Стремления ее повсюду благотворны,
Ветвь лавра ты присудишь ей - бесспорно![541]
В комментариях к поэме Галле раскрывает «честолюбивые» планы императора Павла - «главного противника революции» и оптимистично прогнозирует великолепный успех Франции: «Система всеобщей монархии, созданная Петром I и постоянно поддерживаемая Екатериной II, привела к катастрофическим войнам и нашествиям, которые происходили во времена их правления на Севере и на Востоке.

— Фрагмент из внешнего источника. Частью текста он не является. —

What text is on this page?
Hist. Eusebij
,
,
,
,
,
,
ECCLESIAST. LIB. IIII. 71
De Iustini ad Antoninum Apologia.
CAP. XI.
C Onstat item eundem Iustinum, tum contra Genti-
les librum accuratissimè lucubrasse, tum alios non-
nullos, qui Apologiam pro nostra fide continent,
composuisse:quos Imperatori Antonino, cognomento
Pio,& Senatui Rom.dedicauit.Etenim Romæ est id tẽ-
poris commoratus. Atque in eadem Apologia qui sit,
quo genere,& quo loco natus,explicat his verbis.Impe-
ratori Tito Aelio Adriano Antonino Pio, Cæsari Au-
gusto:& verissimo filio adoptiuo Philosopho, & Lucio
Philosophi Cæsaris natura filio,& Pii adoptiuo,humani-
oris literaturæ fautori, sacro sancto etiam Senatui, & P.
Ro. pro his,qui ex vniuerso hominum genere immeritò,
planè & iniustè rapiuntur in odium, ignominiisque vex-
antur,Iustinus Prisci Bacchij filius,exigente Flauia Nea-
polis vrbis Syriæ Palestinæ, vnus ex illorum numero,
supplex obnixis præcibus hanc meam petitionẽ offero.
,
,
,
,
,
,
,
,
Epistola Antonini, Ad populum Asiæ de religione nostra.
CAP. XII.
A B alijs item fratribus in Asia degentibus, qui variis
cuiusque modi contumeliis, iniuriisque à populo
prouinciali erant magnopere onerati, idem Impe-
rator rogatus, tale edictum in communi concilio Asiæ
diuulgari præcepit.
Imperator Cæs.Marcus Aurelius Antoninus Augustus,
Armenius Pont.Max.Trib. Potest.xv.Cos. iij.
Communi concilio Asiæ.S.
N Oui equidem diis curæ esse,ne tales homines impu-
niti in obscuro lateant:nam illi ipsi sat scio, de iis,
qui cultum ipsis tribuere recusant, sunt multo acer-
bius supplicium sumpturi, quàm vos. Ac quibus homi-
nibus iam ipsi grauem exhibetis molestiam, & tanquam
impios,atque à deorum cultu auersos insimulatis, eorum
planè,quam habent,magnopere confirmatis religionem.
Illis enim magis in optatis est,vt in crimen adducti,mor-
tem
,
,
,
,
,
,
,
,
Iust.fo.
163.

Павел I, более деспотичный и не менее честолюбивый, чем его мать, в тот момент, когда он смог поставить всю Европу под свое иго, приложил большие усилия, чтобы уничтожить великие державы, напав на одну и истощив других. Его амбиции, несомненно, будут иметь смешанные последствия для Европы, если Франция со своими силами не выступит в роли ее гаранта. Только она спасет от падения те самые страны, которые в бреду объединились со своим врагом, чтобы сокрушить ее же»[542].
Если приближенные к властям Франции писатели тиражировали клишированные негативные и критические стереотипы о Российской империи, видоизменяя их под актуальную повестку 1799 г., то представители другой влиятельной политической группы вдохновляли общественное мнение иными способами. Автор, по-видимому, относившийся к ближнему окружению будущего первого консула генерала Бонапарта, в сочинении «О якобинизме англичан на морях и о средствах одержать над ними верх. К нейтральным нациям от автора, сохраняющего нейтралитет» (1799 г.)[543] видел в Российской империи вовсе не воображаемую угрозу и реального врага, а гаранта свободы морской торговли, способного уравновесить чрезмерное влияние усилившейся Англии. «Когда император Павел начал править Россией, - полагал автор памфлета, - он имел великую и славную цель, и это была защита торговли нейтральных стран и свобода прав для всех на использование океанических просторов, но против своего собственного характера, естественно склонного к крупным замыслам, он потерял интерес к этому великому проекту ради достижения одной малой цели. Он вступил в коалицию с Англией, чья политика состояла в том, чтобы использовать его же в своих собственных целях и превратить его против его желания в орудие разрушения. Его искренность и отсутствие всякой подозрительности и подготовили ту западню, в которой он оказался. Если коалиция одержала бы победу и Франция была бы завоевана, важность России как морской державы была бы поглощена вместе с ней, ее флот тогда не имел бы более никакой пользы и Павел мог бы передать его целиком английскому правительству. Это правительство позаботилось бы, чтобы французский флот никогда не смог возродиться и тогда все малые флоты Севера оказались бы словно узники под его стражей»[544]. Нетрудно заметить, что автор старательно избегал прямого намека на известный вопрос об острове Мальта, захваченном французами в июне 1798 г., который и послужил одним из факторов вступления России во Вторую антифранцузскую коалицию.
Воздав должное мудрости Екатерины II и ее министров, воплотивших проект «вооруженного нейтралитета», автор призывал русского царя следовать не мудрым и дальновидным проектам Петра I: «Все коалиции начинаются с интриг и завершаются полным провалом. Жалкие и мелкие государства Германии могут продаваться и покупаться, словно скотина на ярмарке, в качестве самооправдания они могут объявить себя ничтожными, но Россия должна питать иные чувства. Петр Великий презирал бы интриги коалиций, он был бы весьма неприятно поражен тем, как Франция прилагает усилия, создавая их, вместо подобных заговоров, мешающих ее процветанию, ей необходимо оставаться непоколебимой и являться предметом восхищения. Отчего бы Павлу, который желает подражать и превзойти его, не сделать бы то же самое?»